James Dolan appeared on the ‘Michael Kay Show’ on ESPN Radio with a message for New York Knicks fans they might not take kind to.
Hey Knicks fans, if you have any questions about the team’s disastrous ways, the owner of the squad has advice he hopes resonates profoundly with you. “Ask Phil,” James Dolan said in an interview on ESPN Radio this afternoon when asked what his message would be to the fan base.
This dumpster fire has so many different layers, but Dolan’s interview at least provided some clarity on the situation. If anyone was of the mindset Phil Jackson was on his way out, the incompetence of the Knicks organization was woefully underestimated.
"It doesn't matter if I think (Phil) is right or if he's wrong. I'm going to honor my agreement."
-James Dolan on not stepping in
— The Michael Kay Show (@TMKSESPN) February 10, 2017
And that agreement was to relinquish all of the decision-making duties to Jackson for the entirety of the five-year contract. In a vacuum, this makes sense and initially tugged on the heart strings of Knicks fans. The time had finally come where Dolan removed himself from a position he was never qualified to be in.
The problem is the one he brought in to change the team’s fortunes has somehow positioned them in a worse state than they were prior to his arrival.
Of course, there are those who wave their Phil Jackson pom poms. Pledging your allegiance to a side often leaves you vulnerable to readily absolving the party of any and all guilt in wrongdoing.
“He’s not the one playing defense or missing open jumpers,” many have argued.
But he’s the president of basketball operations. The product on the court is a direct reflection of his failings as it pertains to executing his plan.
The team Jackson, who’s smarter than everyone, put together is 22-32 on the season with an adjusted defensive rating of 112.04. This ranks 25th in the NBA. He might not be physically defending opposing players, but maybe if he got off Twitter and did the job he’s being paid $60 million to do they’d be much better. Surely they couldn’t be much worse.
So Dolan claims banning Charles Oakley from the Garden was a decision motivated by his duty to the fans. I guess decades of losing doesn’t quite fall into that category of what fans shouldn’t be subjected to.
Dolan saying it doesn’t matter whether Phil is right or wrong because he promised to stay out of it is nauseating. This would be a fireable offense if he wasn’t his own boss. How does one with the team’s best interest at hand utter such foolishness with a straight face?
The message is clear. The owner of the New York Knicks has a stronger allegiance to Phil Jackson than he does to the fans he claims to care about so much, who have watched Jackson go 71-147 since taking over.

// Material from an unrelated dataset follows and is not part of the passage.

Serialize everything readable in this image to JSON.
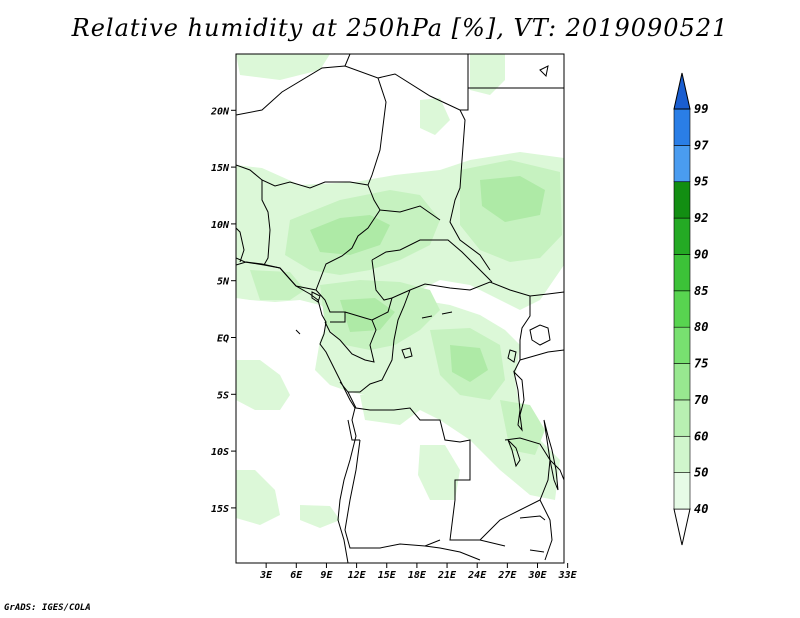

This team is devoid of heart, passion and the sense of direction needed to be relevant. Ultimately, that falls on the owner, who insists we “Ask Phil.”
If only Phil made himself available to speak to the media instead of sending riddles via Twitter. If only he could achieve a fraction of the success that made him one the greatest coaches of all-time. Or better yet, if only Dolan started ripping Jackson publicly the way Phil has done with Carmelo Anthony.
Simply put, the Knicks are in trouble like never before. Entering Friday, their neighbors in Brooklyn have lost 11 straight and 22 of the last 23 games. This is the first time since the 1989-90 season the Nets have had multiple losing streaks of 11+ games. Plus, they’re in a lose-lose situation (literally) because they don’t own their upcoming first-round pick. But somehow, they’re not as bad the Knicks.
Don’t be fooled, James Dolan did not have the fans in mind when he agreed to this interview. He never makes these type of media appearances. The sole purpose of this one was to refute Oakley’s claims of innocence. The firing of the Garden employer and talking to Michael Kay was all about damage control. The task: repair the public image of the NY Knicks.
But in doing so, he came off as arrogant, disrespectful and incredibly naive. And Dolan didn’t assuage any of those concerns when he voiced that Oakley had a problem, maybe that alcoholism. It was eerily similar to how he addressed a displeased fan in an email a few years ago.
This was another egregious decision by Dolan that produced ire in the sports world. Shocker.
One of the biggest takeaways of this interview is that James Dolan and Phil Jackson will continue their fast-track to making the sure the Knicks have the distinct legacy of being the worst franchise in the history of sports.